Geheimnisse, Verrat, Verführung - und jede Menge Magie. Von der TikTok-Sensation zum Fantasy-Bestseller: Der Auftaktband zu Olivie Blakes spektakulärer Dark-Academia-Trilogie.
Die Bibliothek von Alexandria ist nicht untergegangen, sie verwahrt im Verborgenen seit Tausenden von Jahren die dunkelsten Geheimnisse. Alle zehn Jahre bekommen die talentiertesten Magier*innen ihrer Generation die Möglichkeit, das uralte Wissen zu studieren: Jene, die die Initiation überstehen, erwartet ungeheurer Reichtum, Macht und Weisheit. Doch von den sechs Auserwählten werden nur fünf überleben. 
Dieses Mal sind mit dabei: Libby Rhodes und Nico de Varona, zwei begnadete Magier von der New York School of Magic, die sich gegenseitig nicht ausstehen können. Die Telepathin Parisa Kamali und der Empath Callum Nova, beide Meister der Manipulation. Tristan Caine, der zynische Sohn eines Londoner Gangsters, der jede Illusion durchschauen kann und Reina Mori, eine mysteriöse Elementarmagierin aus Japan.
Zwischen den mächtigen Adepten beginnt ein Spiel auf Leben und Tod.
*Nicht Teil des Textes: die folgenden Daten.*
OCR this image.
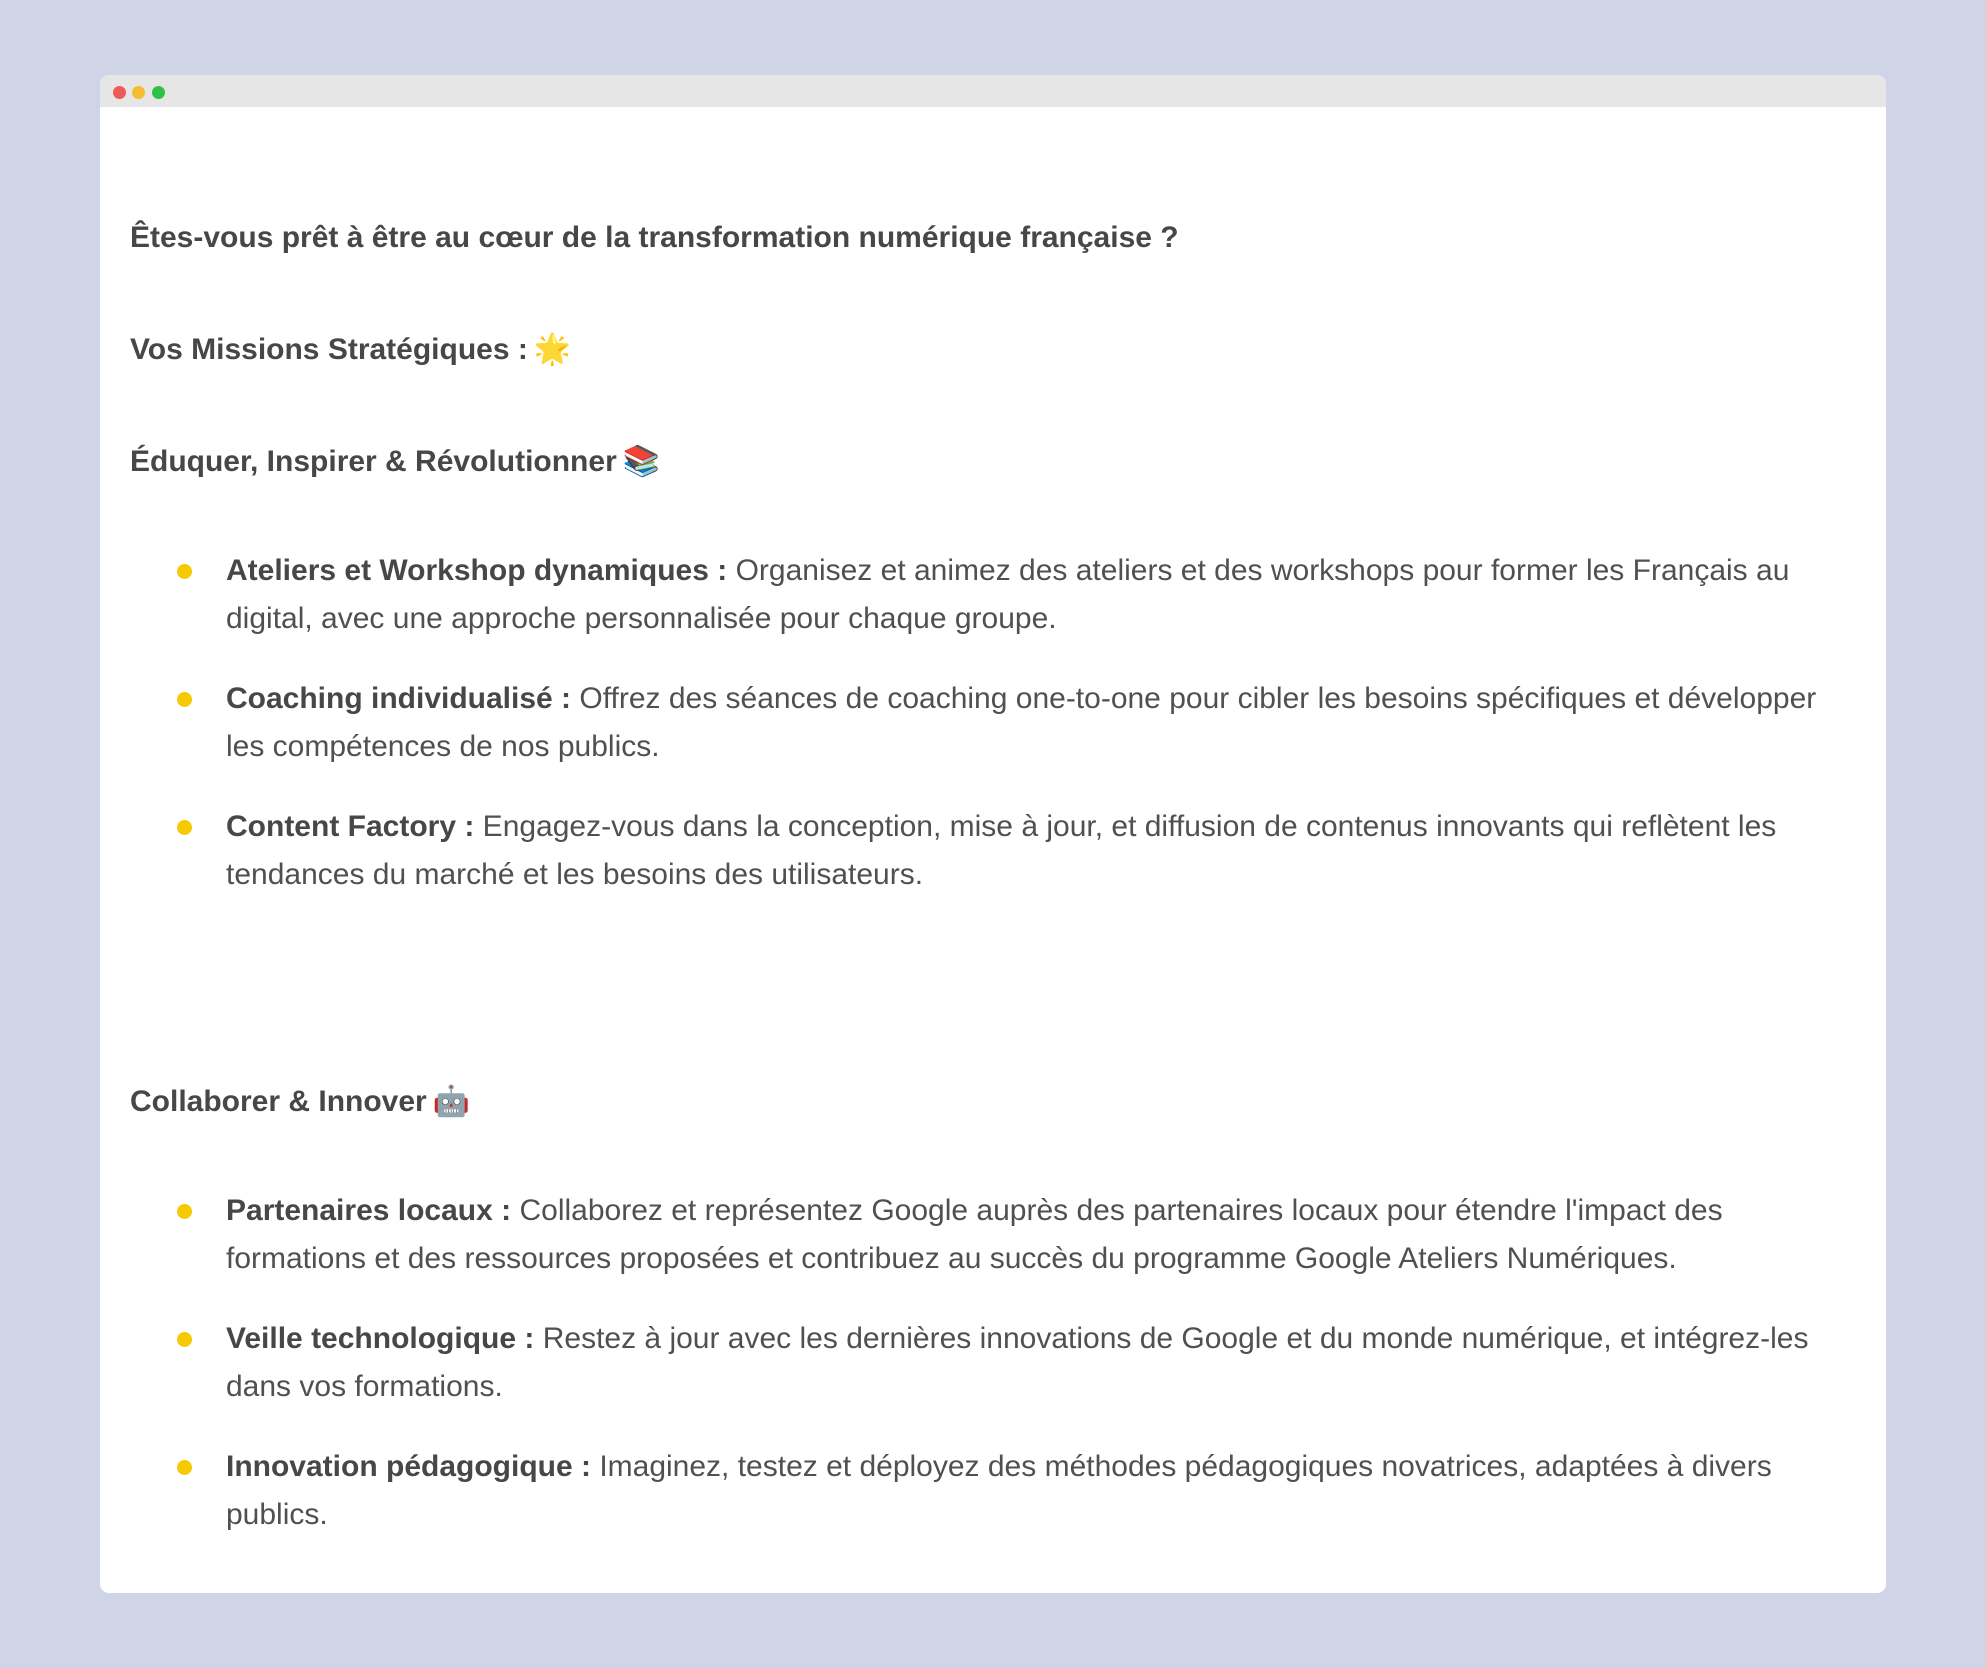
Êtes-vous prêt à être au cœur de la transformation numérique française ?
Vos Missions Stratégiques : 🌟
Éduquer, Inspirer & Révolutionner 📚
Ateliers et Workshop dynamiques : Organisez et animez des ateliers et des workshops pour former les Français au digital, avec une approche personnalisée pour chaque groupe.
Coaching individualisé : Offrez des séances de coaching one-to-one pour cibler les besoins spécifiques et développer les compétences de nos publics.
Content Factory : Engagez-vous dans la conception, mise à jour, et diffusion de contenus innovants qui reflètent les tendances du marché et les besoins des utilisateurs.
Collaborer & Innover 🤖
Partenaires locaux : Collaborez et représentez Google auprès des partenaires locaux pour étendre l'impact des formations et des ressources proposées et contribuez au succès du programme Google Ateliers Numériques.
Veille technologique : Restez à jour avec les dernières innovations de Google et du monde numérique, et intégrez-les dans vos formations.
Innovation pédagogique : Imaginez, testez et déployez des méthodes pédagogiques novatrices, adaptées à divers publics.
Für Leser*innen von Leigh Bardugo, Cassandra Clare oder Sarah J. Maas


»The Atlas Six versetzt sechs ebenso gerissene wie begabte Charaktere in eine magische Bibliothek und lässt sie gegeneinander antreten. Was folgt, ist ein wunderbarer Wettstreit des Intellekts, der Leidenschaften und der Magie – halb Krimi, halb Fantasymysterium und von Anfang bis Ende eine wahre Freude.« (Holly Black)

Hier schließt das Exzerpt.